Zaśmiali się, po czym Loki wyszedł do kuchni, a Susan na górę. Loki chyba bardzo lubił kuchnie. Z resztą, trudno mu się dziwić. W kuchni jest przecież lodówka, a lodówkę to chyba każdy lubi. 
Frozen czuła się dziś bardzo w nastroju do drażnienia boga kłamstwa, więc oprócz ukochanej koszuli w kratkę (co do której była pewna, że wciągnęła ją pralka, co swoją drogą nie miałoby żadnego racjonalnego wytłumaczenia) i dżinsów założyła piętnastocentymetrowe lity (z ćwiekami na noskach i piętach), żeby choć raz spojrzeć Lokiemu w twarz, a nie w mostek. Na powiekach narysowała długie, dość grube i zadziornie wywinięte kreski. Powoli zeszła po schodach, ani na moment nie tracąc równowagi, co w przypadku takich butów było sztuką. 
I akurat kiedy dostojnie stąpała na przedostatni schodek, z kuchni wyszedł nasz Kłamca.
Spojrzał na Susan.
Głowę miała wysoko uniesioną, a brodę zadartą, co nie przeszkadzało jej patrzeć pod nogi. 
Wreszcie wyglądała tak, jak powinna. 
Groźnie. Jak seryjny zabójca. Zawodowy morderca. Maszyna bez uczuć, zdolna zrobić wszystko, byle by ocalić skórę swoją i ewentualnie kogoś bliskiego. 
Podobała mu się. 
Uśmiechnął się jednym kącikiem ust i powiedział:
- Lewa jest nierówna.
- Sam jesteś nierówny. - Parsknęła. Trochę było jej smutno, bo mimo znacznie większego wzrostu nadal była niższa. I to dużo. 

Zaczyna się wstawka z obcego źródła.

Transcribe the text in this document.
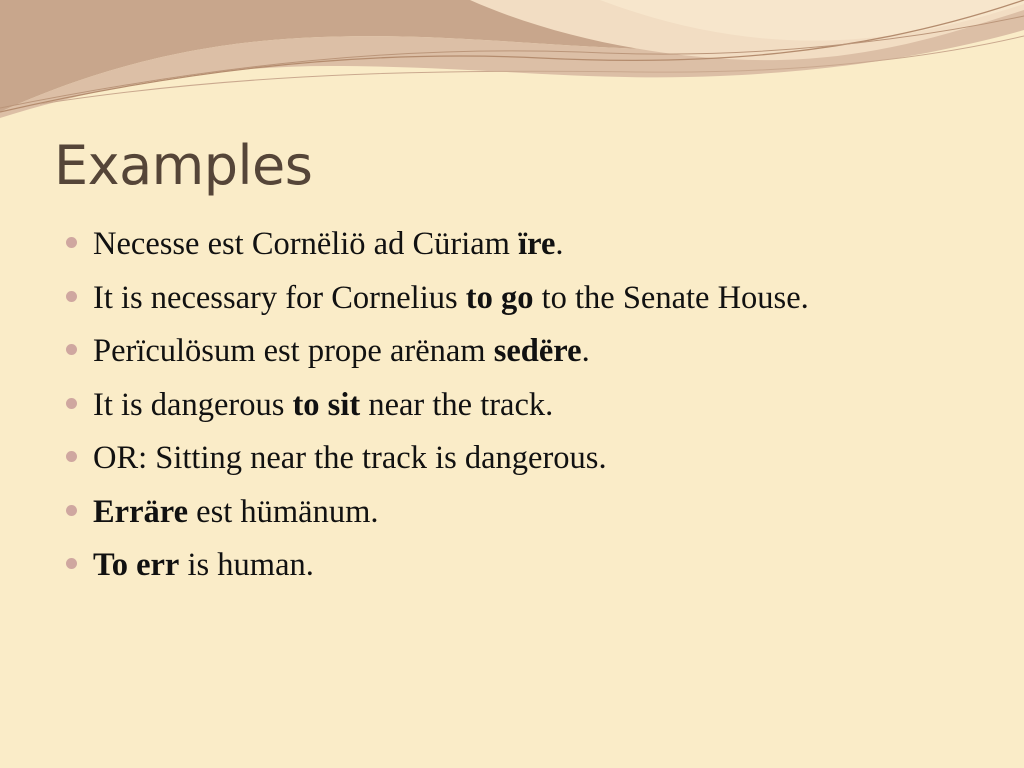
Examples
Necesse est Cornëliö ad Cüriam ïre.
It is necessary for Cornelius to go to the Senate House.
Perïculösum est prope arënam sedëre.
It is dangerous to sit near the track.
OR: Sitting near the track is dangerous.
Erräre est hümänum.
To err is human.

- Skąd ta zmiana? - Zapytał, rozsiadając się na kanapie. - Zazwyczaj widywałem cię w trampkach i w najlepszym wypadku pomalowanych rzęsach, a tu o. Schodzi miss make-upu.
- Jeśli chodzi o wygląd, to i tak nie mogę się równać z twoją promienną, lśniącą nieśmiertelnym blaskiem twarzą. Mówiłam ci już, że zrobiłbyś furorę w reklamach kremów przeciwzmarszczkowych? - Zakpiła.
- Tak, mówiłaś. Tak poza tematem, w lodówce jest tylko woda i przeterminowany jogurt. Wypadałoby użyć tej twojej cudotwórczej zwinności i coś upolować, nie?
- Spoko, upoluję ci wodę w leśnym źródełku. A od czego są sklepy? - Powiedziała takim tonem, jakby rozmawiała z lekko opóźnionym w rozwoju człowiekiem. Lekko. 
- Masz zamiar pójść do sklepu? Jasne, nikt nie zwróci uwagi na faceta, który rozwalił Nowy Jork i dziewczynę, która zdradziła swój świat. 
- Mnie nikt nie zna. A ty to tam, wytworzysz sobie jakiś hologram czy coś.
- A na pewno ta woda nie starczy do końca miesiąca? - Zapytał smutnym tonem, potrząsając na w pół pustą butelką.
- Jak ofiarujesz mi twój mózg, wątrobę i grasicę, to nie ma sprawy. A nie, czekaj. Ty już nie masz grasicy. Grasica zanika po dwudziestce, a tu już biedaku masz ze dwa tysiące. Szlag by trafił. Za dużo Harrisa, stanowczo za dużo.
- Nie dwa, tylko tysiąc, przepraszam bardzo. A Harris to świetny pisarz. Jeden z niewielu Midgardczyków, którzy piszą z sensem. 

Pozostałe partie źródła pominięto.